Balzac goûtait beaucoup les œuvres de Saint-Martin. On sait qu’il a été jusqu’à recopier des passages de L’Homme de désir, notamment dans Séraphîta. Si nous proposons ici un extrait de ce livre, c’est surtout parce que l’auteur y parle de la prière en des termes particulièrement proches de ceux qu’utilisaient le Philosophe inconnu. « Oui, la prière, véritable aspiration de l’âme entièrement séparée du corps, emporte toutes les forces et les applique à la constante et persévérante union du visible et de l’invisible. »
Blanche et lumineuse fille de toutes les vertus humaines, arche d’alliance entre la terre et le ciel, double compagne qui tient du lion et de la colombe, la prière vous donnera la clef des cieux. Hardie et pure comme l’innocence, forte comme tout ce qui est un et simple, cette Belle Reine invincible s’appuie sur le monde matériel, elle s’en est emparée ; car, semblable au soleil, elle le presse par un cercle de lumière.
L’univers appartient à qui veut, à qui sait, à qui peut prier ; mais il faut vouloir, savoir et pouvoir ; en un mot posséder la force, la sagesse et la foi. Aussi la prière qui résulte de tant d’épreuves est-elle la consommation de toutes les vérités, de toutes les puissances, de tous les sentiments. Fruit du développement laborieux, progressif, continu de toutes les propriétés naturelles animé par le souffle divin de la Parole, elle a des activités enchanteresses, elle est le dernier culte ; ce n’est ni le culte matériel qui a des images, ni le culte spirituel qui a des formules ; c’est le culte du monde divin.
Nous ne disons plus de prières, la prière s’allume en nous, elle est une faculté qui s’exerce d’elle-même ; elle a conquis ce caractère d’activité qui la porte au-dessus des formes, elle relie alors l’âme à Dieu, avec qui vous vous unissez comme la racine des arbres s’unit à la terre ; vos veines tiennent aux principes des choses, et vous vivez de la vie même des mondes.
La prière donne la conviction extérieure en vous faisant pénétrer le monde matériel par la cohésion de toutes vos facultés avec les substances élémentaires ; elle donne la conviction intérieure en développant votre essence et la mêlant à celle des mondes spirituels. Pour parvenir à prier ainsi, obtenez un entier dépouillement de la chair, acquérez au feu des creusets de la pureté du diamant, car cette complète communication ne s’obtient que par le repos absolu, par l’apaisement de toutes les tempêtes.
Oui, la prière, véritable aspiration de l’âme entièrement séparée du corps, emporte toutes les forces et les applique à la constante et persévérante union du visible et de l’invisible. En possédant la faculté de prier sans lassitude, avec amour, avec force, avec certitude, avec intelligence, votre nature spiritualisée est bientôt investie de la puissance.
Comme un vent impétueux ou comme la foudre, elle traverse tout et participe au pouvoir de Dieu. Vous avez l’agilité de l’esprit ; en un instant, vous vous rendez présent dans toutes les régions, vous êtes transporté comme la Parole même d’un bout du monde à l’autre. Il est une harmonie, et vous y participez ! il est une lumière, et vous la voyez ! il est une mélodie, et son accord est en vous.

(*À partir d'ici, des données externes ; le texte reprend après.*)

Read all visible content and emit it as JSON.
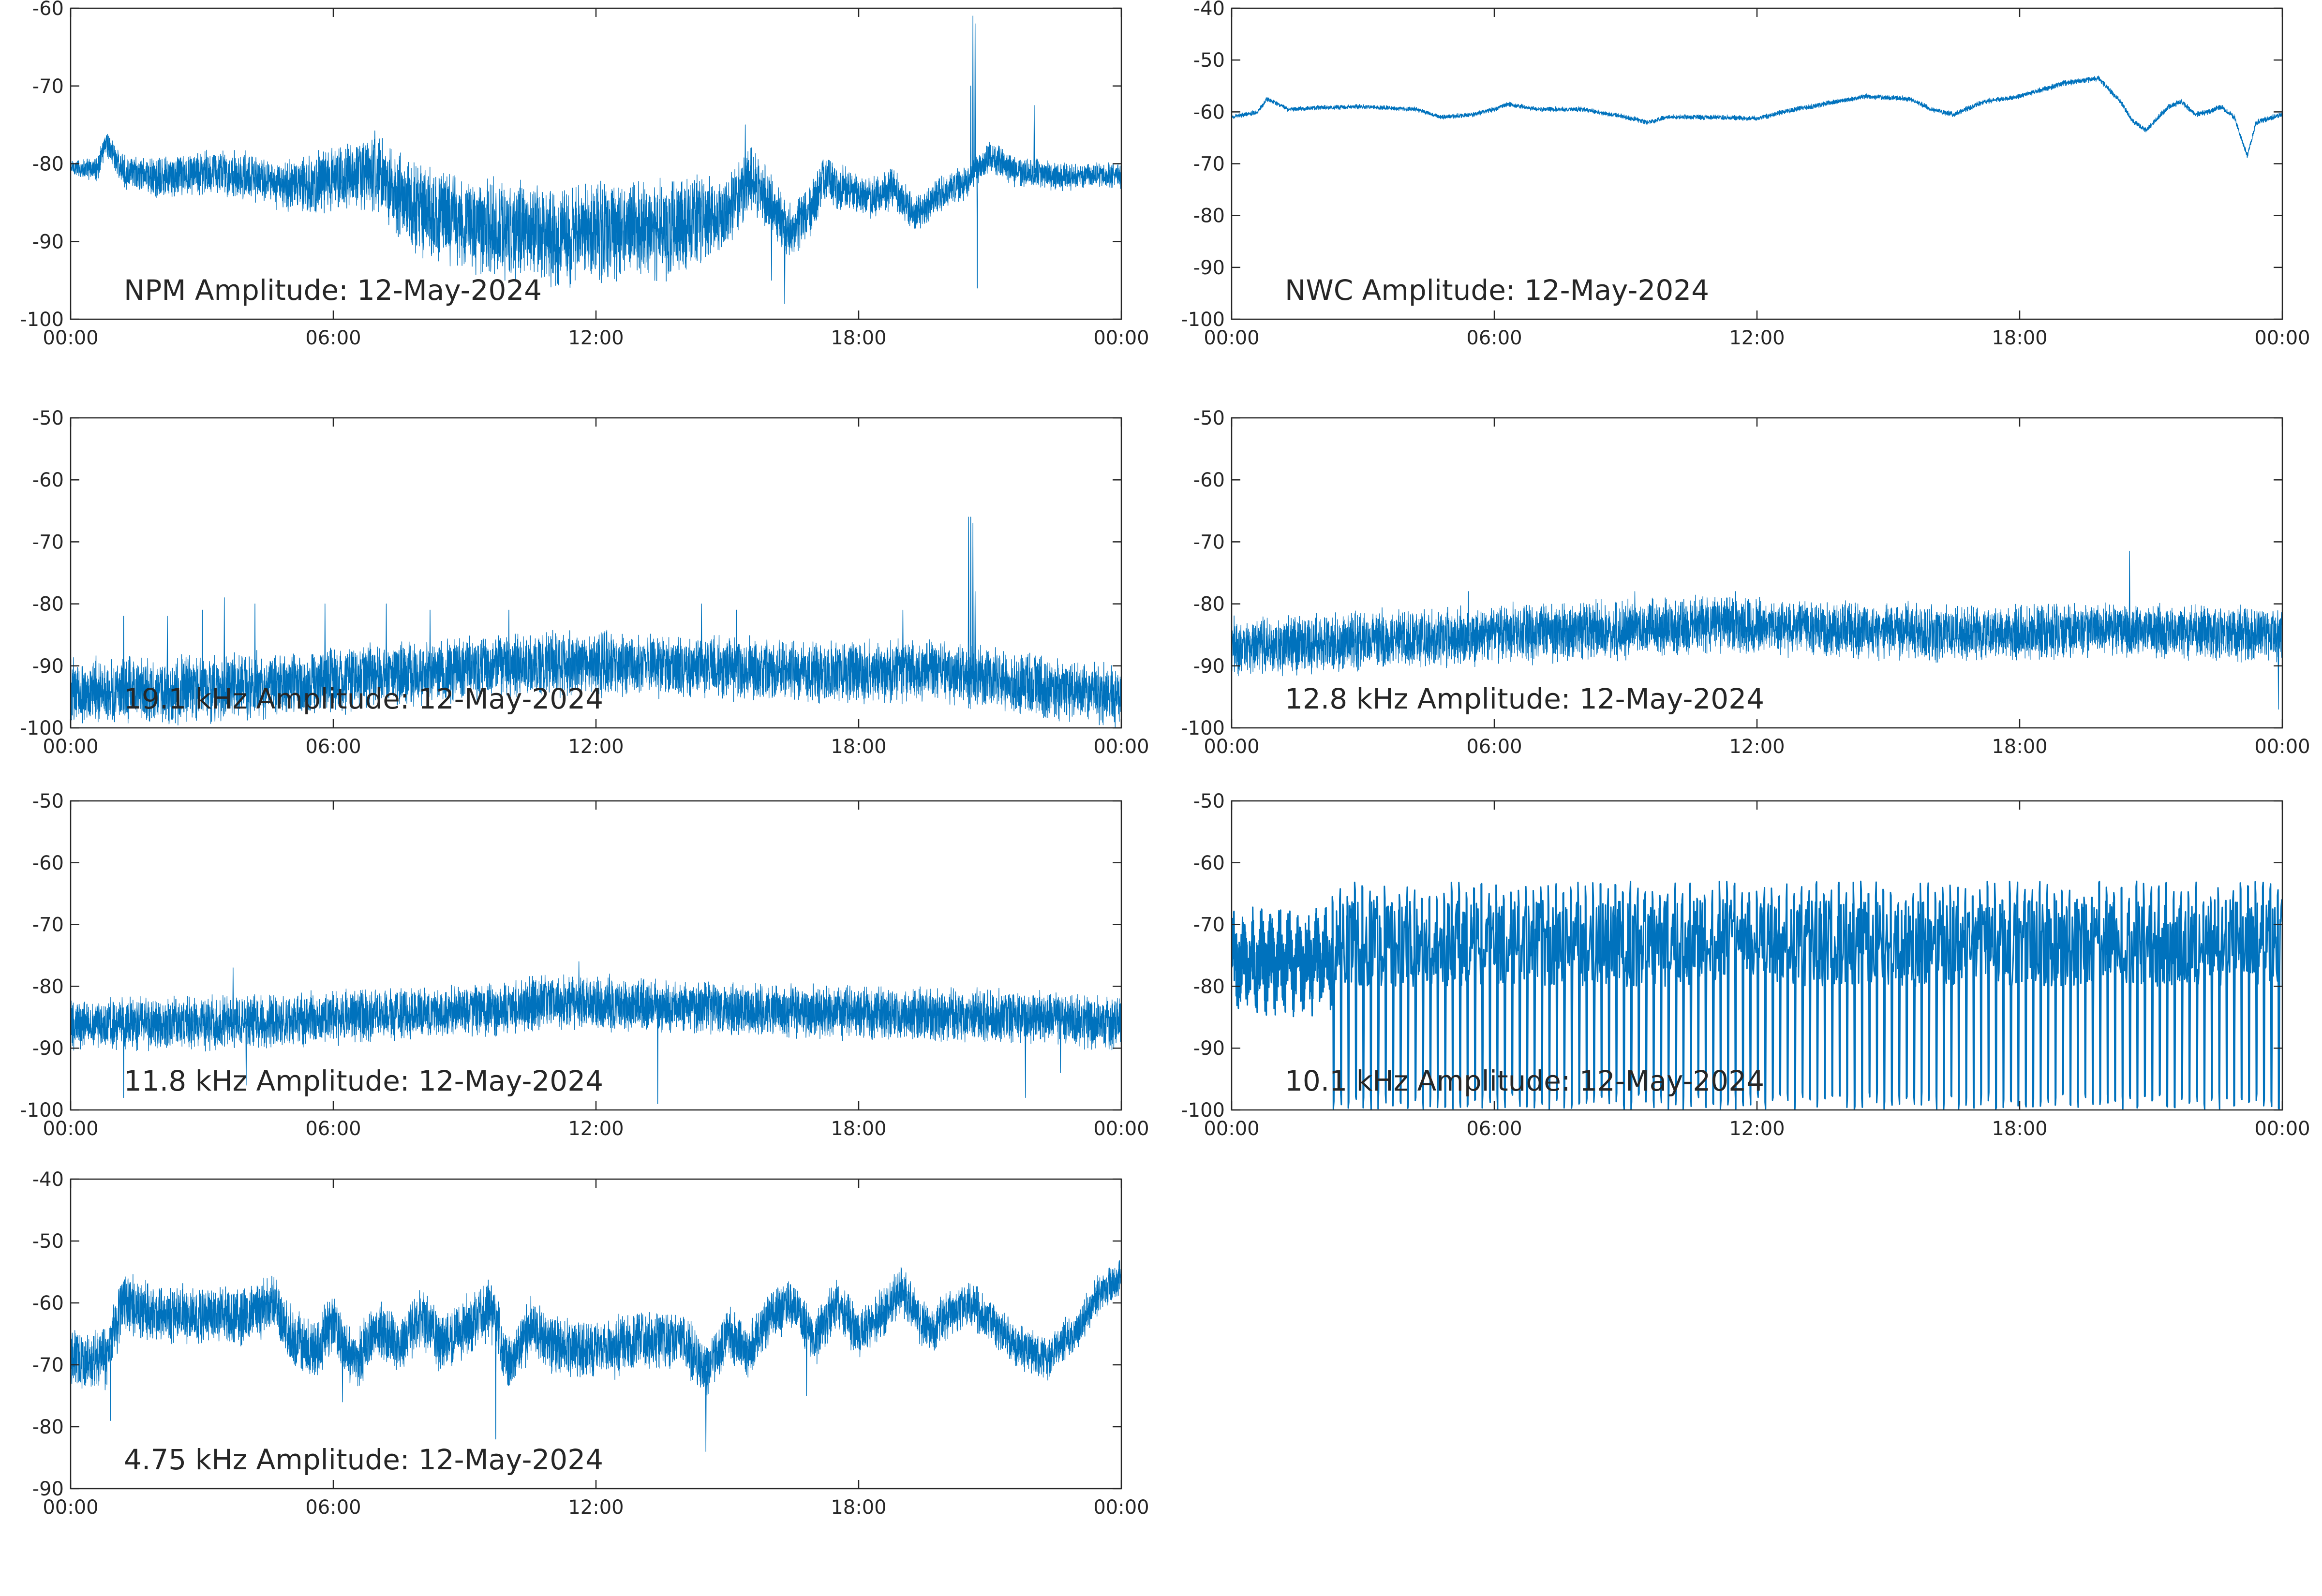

En cet état, vous sentirez votre intelligence se développer, grandir, et sa vue atteindre à des distances prodigieuses : il n’est en effet ni temps, ni lieu pour l’esprit. L’espace et la durée sont des proportions créées pour la matière, l’esprit et la matière n’ont rien de commun.
Quoique ces choses s’opèrent dans le calme et le silence, sans agitation, sans mouvement extérieur ; néanmoins tout est action dans la prière, mais action vive, dépouillée de toute substantialité, et réduite à être, comme le mouvement des mondes, une force invisible et pure.
Elle descend partout comme la lumière, et donne la vie aux âmes qui se trouvent sous ses rayons, comme la nature est sous le soleil. Elle ressuscite partout la vertu, purifie et sanctifie tous les actes, peuple la solitude, donne un avant-goût des délices éternelles. Une fois que vous avez éprouvé les délices de l’ivresse divine engendrée par vos travaux intérieurs, alors tout est dit ! une fois que vous tenez le sistre sur lequel on chante Dieu, vous ne le quittez plus. »
Honoré de Balzac, Séraphîta (1834), extrait du chap. VI « Le Chemin pour aller au ciel ».
Illustration : Jean Delville, Séraphîtus-Séraphîta (extrait), 1932. Couleurs pastel diluées sur toile – Collection particulière.